Boardroom blitz at M&B sees off Laffin

05 February 2010 by
Boardroom blitz at M&B sees off Laffin

If former Mitchells & Butlers (M&B) chairman Simon Laffin needed a drink after being thrown off the company's board last week, it's a fair bet he stayed away from All Bar One, O'Neill's or any of its other 2,000 outlets.

The row between Laffin and the firm's major shareholders - billionaire Joe Lewis and racing magnates JP McManus and John Magnier - had been rumbling on for months and turned increasingly bitter.

It broke into the open at the end of last year when M&B sacked four non-executives, two of them representatives of Lewis's investment vehicle Piedmont, and reported Piedmont to the Takeover Panel for allegedly attempting to act in concert with other shareholders to seize control of the company.

The appeal did M&B's board no good, because the Takeover Panel concluded that there was insufficient evidence to support the claims. And at an annual shareholder's meeting in Birmingham last Friday, Laffin was voted out of his post, along with his predecessor Drummond Hall and fellow non-executive Tony Bates.

Two-thirds of the votes cast went against Laffin, the majority of which were held by Piedmont (which has a 22.8% stake), and Elpida, the investment vehicle of McManus and Magnier (17.6%).

In the run-up to the meeting, as well as in its aftermath, there was a press feeding frenzy, as the boardroom drama was characterised as a "bar-room brawl". But what happens to the company once the broken glass is swept off the floor and the blood wiped from the walls?

John Lovering, the outgoing chairman of Debenhams, has been installed as the new chairman, while former Hamley's boss Simon Burke, Fitness First founder Michael Balfour, and former Scottish and Newcastle executive Jeremy Blood were all appointed as board directors after being proposed by Piedmont.

Chief executive Adam Fowle appeared to have survived unscathed, as did finance director Jeremy Townsend.

Lovering has already proposed a "thorough review" of the business over the next 60 days, concentrating on brand, overheads and expenditure, the results of which analysts expect to see by the time the company issues a trading update in March, at the end of its first-half period.

However few believe that Lewis's victory in the boardroom battle means that he will call the shots through his representatives on the board.

Nigel Parson, analyst at Evolution Securities, said: "The principle of one shareholder dominating the board is of concern. But I think you would struggle to call the new directors appointed puppets. They have very good CVs in their own right."

Meanwhile, Mark Brumby, an analyst with Astaire Securities, added: "The company is continuing a review but it wants to put the past behind it. The fact that we have not had any resignations at board level is good. There has been no scorched earth retreat or anything like that, which is something to be grateful for."

And as another analyst pointed out, with Fowle still in charge as chief executive, it is unlikely that the company will deviate from its plan, already revealed in a presentation earlier this month, to expand six of its brands - Vintage Inns, Harvester, Toby Carvery, Sizzling Pub Company, Premium Country Dining and Crown Carveries - by 50-100%. The six brands currently account for around 900 of the 1,970 outlets in M&B's estate.
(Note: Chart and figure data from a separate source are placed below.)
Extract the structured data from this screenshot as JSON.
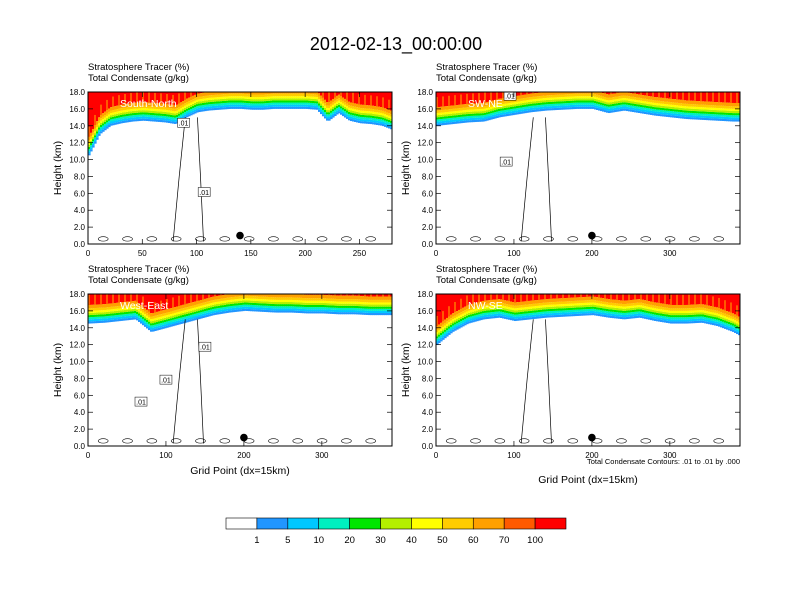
{
  "title": "2012-02-13_00:00:00",
  "chart_data": {
    "type": "heatmap",
    "panels": [
      {
        "label": "South-North",
        "header_line1": "Stratosphere Tracer   (%)",
        "header_line2": "Total Condensate   (g/kg)",
        "xlabel": "",
        "ylabel": "Height (km)",
        "xlim": [
          0,
          280
        ],
        "ylim": [
          0,
          18
        ],
        "xticks": [
          "0",
          "50",
          "100",
          "150",
          "200",
          "250"
        ],
        "xtick_values": [
          0,
          50,
          100,
          150,
          200,
          250
        ],
        "yticks": [
          "0.0",
          "2.0",
          "4.0",
          "6.0",
          "8.0",
          "10.0",
          "12.0",
          "14.0",
          "16.0",
          "18.0"
        ],
        "marker": {
          "x": 140,
          "y": 1.0
        },
        "contour_labels": [
          {
            "text": ".01",
            "x": 88,
            "y": 14.3
          },
          {
            "text": ".01",
            "x": 107,
            "y": 6.1
          }
        ],
        "tracer_profile": {
          "x": [
            0,
            10,
            20,
            30,
            40,
            50,
            60,
            70,
            80,
            90,
            100,
            110,
            120,
            130,
            140,
            150,
            160,
            170,
            180,
            190,
            200,
            210,
            220,
            230,
            240,
            250,
            260,
            270,
            280
          ],
          "z_tracer_base": [
            10.5,
            13.0,
            14.0,
            14.3,
            14.5,
            14.6,
            14.5,
            14.4,
            14.2,
            15.0,
            15.6,
            15.8,
            15.9,
            16.0,
            16.0,
            15.9,
            15.9,
            16.0,
            16.0,
            16.0,
            16.0,
            15.9,
            14.5,
            15.5,
            14.6,
            14.3,
            14.2,
            14.0,
            13.5
          ]
        }
      },
      {
        "label": "SW-NE",
        "header_line1": "Stratosphere Tracer   (%)",
        "header_line2": "Total Condensate   (g/kg)",
        "xlabel": "",
        "ylabel": "Height (km)",
        "xlim": [
          0,
          390
        ],
        "ylim": [
          0,
          18
        ],
        "xticks": [
          "0",
          "100",
          "200",
          "300"
        ],
        "xtick_values": [
          0,
          100,
          200,
          300
        ],
        "yticks": [
          "0.0",
          "2.0",
          "4.0",
          "6.0",
          "8.0",
          "10.0",
          "12.0",
          "14.0",
          "16.0",
          "18.0"
        ],
        "marker": {
          "x": 200,
          "y": 1.0
        },
        "contour_labels": [
          {
            "text": ".01",
            "x": 95,
            "y": 17.5
          },
          {
            "text": ".01",
            "x": 90,
            "y": 9.7
          }
        ],
        "tracer_profile": {
          "x": [
            0,
            20,
            40,
            60,
            80,
            100,
            120,
            140,
            160,
            180,
            200,
            220,
            240,
            260,
            280,
            300,
            320,
            340,
            360,
            380,
            390
          ],
          "z_tracer_base": [
            14.0,
            14.2,
            14.4,
            14.5,
            15.0,
            15.3,
            15.6,
            15.8,
            15.9,
            16.0,
            16.0,
            15.5,
            15.8,
            15.5,
            15.2,
            15.0,
            14.8,
            14.7,
            14.6,
            14.5,
            14.5
          ]
        }
      },
      {
        "label": "West-East",
        "header_line1": "Stratosphere Tracer   (%)",
        "header_line2": "Total Condensate   (g/kg)",
        "xlabel": "Grid Point (dx=15km)",
        "ylabel": "Height (km)",
        "xlim": [
          0,
          390
        ],
        "ylim": [
          0,
          18
        ],
        "xticks": [
          "0",
          "100",
          "200",
          "300"
        ],
        "xtick_values": [
          0,
          100,
          200,
          300
        ],
        "yticks": [
          "0.0",
          "2.0",
          "4.0",
          "6.0",
          "8.0",
          "10.0",
          "12.0",
          "14.0",
          "16.0",
          "18.0"
        ],
        "marker": {
          "x": 200,
          "y": 1.0
        },
        "contour_labels": [
          {
            "text": ".01",
            "x": 150,
            "y": 11.7
          },
          {
            "text": ".01",
            "x": 100,
            "y": 7.8
          },
          {
            "text": ".01",
            "x": 68,
            "y": 5.2
          }
        ],
        "tracer_profile": {
          "x": [
            0,
            20,
            40,
            60,
            80,
            100,
            120,
            140,
            160,
            180,
            200,
            220,
            240,
            260,
            280,
            300,
            320,
            340,
            360,
            380,
            390
          ],
          "z_tracer_base": [
            14.5,
            14.6,
            14.8,
            15.0,
            13.5,
            14.0,
            14.5,
            15.0,
            15.5,
            15.8,
            16.0,
            15.9,
            15.8,
            15.8,
            15.7,
            15.7,
            15.6,
            15.6,
            15.5,
            15.5,
            15.5
          ]
        }
      },
      {
        "label": "NW-SE",
        "header_line1": "Stratosphere Tracer   (%)",
        "header_line2": "Total Condensate   (g/kg)",
        "xlabel": "Grid Point (dx=15km)",
        "ylabel": "Height (km)",
        "xlim": [
          0,
          390
        ],
        "ylim": [
          0,
          18
        ],
        "xticks": [
          "0",
          "100",
          "200",
          "300"
        ],
        "xtick_values": [
          0,
          100,
          200,
          300
        ],
        "yticks": [
          "0.0",
          "2.0",
          "4.0",
          "6.0",
          "8.0",
          "10.0",
          "12.0",
          "14.0",
          "16.0",
          "18.0"
        ],
        "marker": {
          "x": 200,
          "y": 1.0
        },
        "contour_labels": [],
        "note": "Total Condensate Contours: .01 to .01 by .000",
        "tracer_profile": {
          "x": [
            0,
            20,
            40,
            60,
            80,
            100,
            120,
            140,
            160,
            180,
            200,
            220,
            240,
            260,
            280,
            300,
            320,
            340,
            360,
            380,
            390
          ],
          "z_tracer_base": [
            12.0,
            13.5,
            14.5,
            15.0,
            15.2,
            14.8,
            15.0,
            15.2,
            15.3,
            15.4,
            15.5,
            15.2,
            15.0,
            15.2,
            14.8,
            14.5,
            14.5,
            14.6,
            14.2,
            13.5,
            13.0
          ]
        }
      }
    ],
    "colorbar": {
      "levels": [
        "1",
        "5",
        "10",
        "20",
        "30",
        "40",
        "50",
        "60",
        "70",
        "100"
      ],
      "colors": [
        "#ffffff",
        "#2196ff",
        "#00c8ff",
        "#00f0c0",
        "#00e600",
        "#b4f000",
        "#ffff00",
        "#ffcc00",
        "#ffa000",
        "#ff5a00",
        "#ff0000"
      ]
    }
  }
}
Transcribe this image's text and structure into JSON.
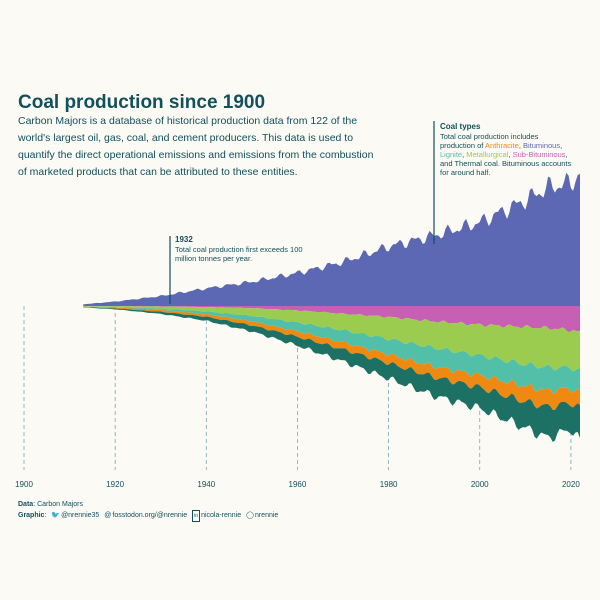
{
  "title": "Coal production since 1900",
  "subtitle": "Carbon Majors is a database of historical production data from 122 of the world's largest oil, gas, coal, and cement producers. This data is used to quantify the direct operational emissions and emissions from the combustion of marketed products that can be attributed to these entities.",
  "annotations": {
    "a1932": {
      "title": "1932",
      "line1": "Total coal production first exceeds 100",
      "line2": "million tonnes per year."
    },
    "types": {
      "title": "Coal types",
      "line1": "Total coal production includes",
      "line2_prefix": "production of ",
      "anthracite": "Anthracite",
      "bituminous": "Bituminous",
      "lignite": "Lignite",
      "metallurgical": "Metallurgical",
      "subbituminous": "Sub-Bituminous",
      "line3_suffix": " Bituminous accounts",
      "line4_prefix": "and ",
      "thermal": "Thermal coal",
      "line4_suffix": ".",
      "line5": "for around half."
    }
  },
  "caption": {
    "data_label": "Data",
    "data_value": "Carbon Majors",
    "graphic_label": "Graphic",
    "twitter": "@nrennie35",
    "mastodon": "fosstodon.org/@nrennie",
    "linkedin": "nicola-rennie",
    "github": "nrennie"
  },
  "icons": {
    "twitter": "twitter-icon",
    "mastodon": "mastodon-icon",
    "linkedin": "linkedin-icon",
    "github": "github-icon"
  },
  "colors": {
    "background": "#fbfaf4",
    "text": "#12505c",
    "Bituminous": "#5c68b4",
    "Sub-Bituminous": "#c760b4",
    "Metallurgical": "#9ccc4f",
    "Lignite": "#52bfa8",
    "Anthracite": "#ee8a12",
    "Thermal": "#1d7164",
    "gridline": "#7aa6b7"
  },
  "chart_data": {
    "type": "area",
    "subtype": "stream",
    "x_ticks": [
      1900,
      1920,
      1940,
      1960,
      1980,
      2000,
      2020
    ],
    "xlim": [
      1900,
      2022
    ],
    "grid": "vertical dashed lines at tick years",
    "legend": "none (coal types named in annotation text)",
    "x": [
      1900,
      1910,
      1920,
      1930,
      1940,
      1950,
      1960,
      1970,
      1980,
      1990,
      2000,
      2010,
      2015,
      2020,
      2022
    ],
    "series": [
      {
        "name": "Bituminous",
        "values": [
          0,
          3,
          20,
          45,
          80,
          110,
          150,
          200,
          270,
          320,
          380,
          480,
          540,
          560,
          600
        ]
      },
      {
        "name": "Sub-Bituminous",
        "values": [
          0,
          0,
          1,
          2,
          5,
          10,
          20,
          35,
          50,
          70,
          85,
          95,
          100,
          110,
          120
        ]
      },
      {
        "name": "Metallurgical",
        "values": [
          0,
          1,
          4,
          10,
          20,
          35,
          55,
          75,
          100,
          120,
          140,
          170,
          180,
          170,
          175
        ]
      },
      {
        "name": "Lignite",
        "values": [
          0,
          0,
          2,
          6,
          12,
          25,
          40,
          55,
          70,
          85,
          90,
          100,
          105,
          95,
          100
        ]
      },
      {
        "name": "Anthracite",
        "values": [
          0,
          1,
          4,
          8,
          12,
          18,
          25,
          32,
          40,
          48,
          55,
          70,
          75,
          65,
          70
        ]
      },
      {
        "name": "Thermal",
        "values": [
          0,
          1,
          4,
          10,
          18,
          28,
          40,
          55,
          70,
          85,
          95,
          120,
          140,
          120,
          150
        ]
      }
    ]
  }
}
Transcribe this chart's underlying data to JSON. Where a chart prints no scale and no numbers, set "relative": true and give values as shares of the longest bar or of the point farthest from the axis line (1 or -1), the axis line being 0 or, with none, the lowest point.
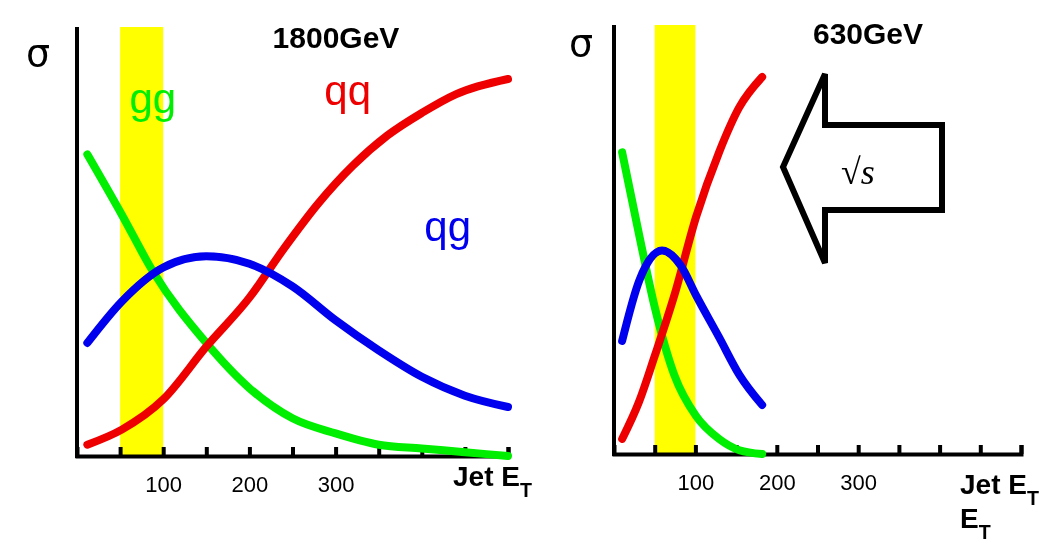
{
  "chart_data": [
    {
      "type": "line",
      "title": "1800GeV",
      "xlabel": "Jet E$_{T}$",
      "ylabel": "σ",
      "relative": true,
      "x": [
        12,
        52,
        100,
        150,
        200,
        250,
        300,
        350,
        400,
        450,
        500
      ],
      "xlim": [
        0,
        500
      ],
      "xticks": [
        {
          "value": 50,
          "label": null
        },
        100,
        {
          "value": 150,
          "label": null
        },
        200,
        {
          "value": 250,
          "label": null
        },
        300,
        {
          "value": 350,
          "label": null
        },
        {
          "value": 400,
          "label": null
        },
        {
          "value": 450,
          "label": null
        },
        {
          "value": 500,
          "label": null
        }
      ],
      "series": [
        {
          "name": "gg",
          "color": "#00ee00",
          "x": [
            12,
            52,
            88,
            150,
            200,
            250,
            300,
            350,
            400,
            450,
            500
          ],
          "values": [
            0.8,
            0.64,
            0.49,
            0.3,
            0.18,
            0.1,
            0.06,
            0.03,
            0.02,
            0.01,
            0.0
          ]
        },
        {
          "name": "qq",
          "color": "#ee0000",
          "x": [
            12,
            52,
            100,
            150,
            200,
            240,
            280,
            320,
            360,
            400,
            440,
            500
          ],
          "values": [
            0.03,
            0.07,
            0.15,
            0.29,
            0.42,
            0.55,
            0.67,
            0.77,
            0.85,
            0.91,
            0.96,
            1.0
          ]
        },
        {
          "name": "qg",
          "color": "#0000ee",
          "values": [
            0.3,
            0.41,
            0.5,
            0.53,
            0.51,
            0.45,
            0.36,
            0.28,
            0.21,
            0.16,
            0.13
          ]
        }
      ],
      "bands": [
        {
          "axis": "x",
          "from": 50,
          "to": 100,
          "color": "#ffff00"
        }
      ]
    },
    {
      "type": "line",
      "title": "630GeV",
      "xlabel": "Jet E$_{T}$",
      "ylabel": "σ",
      "relative": true,
      "xlim": [
        0,
        500
      ],
      "xticks": [
        {
          "value": 50,
          "label": null
        },
        100,
        {
          "value": 150,
          "label": null
        },
        200,
        {
          "value": 250,
          "label": null
        },
        300,
        {
          "value": 350,
          "label": null
        },
        {
          "value": 400,
          "label": null
        },
        {
          "value": 450,
          "label": null
        },
        {
          "value": 500,
          "label": null
        }
      ],
      "series": [
        {
          "color": "#00ee00",
          "x": [
            10,
            31,
            50,
            74,
            101,
            129,
            154,
            182
          ],
          "values": [
            0.8,
            0.58,
            0.39,
            0.21,
            0.1,
            0.04,
            0.01,
            0.0
          ]
        },
        {
          "color": "#ee0000",
          "x": [
            10,
            31,
            50,
            74,
            101,
            129,
            154,
            182
          ],
          "values": [
            0.04,
            0.14,
            0.26,
            0.42,
            0.63,
            0.8,
            0.92,
            1.0
          ]
        },
        {
          "color": "#0000ee",
          "x": [
            10,
            31,
            59,
            82,
            101,
            129,
            154,
            182
          ],
          "values": [
            0.3,
            0.46,
            0.54,
            0.5,
            0.42,
            0.31,
            0.21,
            0.13
          ]
        }
      ],
      "bands": [
        {
          "axis": "x",
          "from": 50,
          "to": 100,
          "color": "#ffff00"
        }
      ],
      "annotations": [
        "√s",
        "E$_{T}$"
      ]
    }
  ]
}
"I have heard that Piedmont were happy when Adam Fowle was appointed and they therefore think that he deserves a chance," the analyst added.

That does beg the question why Lewis and others pushed for such extensive change to the board in the first place - change that the M&B board reputedly spent £2m attempting to resist - given that the strategy set out before the annual meeting looks likely to endure.

But, as one observer put it: "In a messy divorce, if you ask whose fault it was, you are never going to get the truth. You are just going to get a lot of accusations and entrenched positions. And once both sides had dug their heels in it was quite likely to end the way it did."

Another added: "I think the mud-slinging has probably damaged M&B and Piedmont. That damage has probably reduced the pool of potential investors in the shorter term, pending the re-establishment of trust."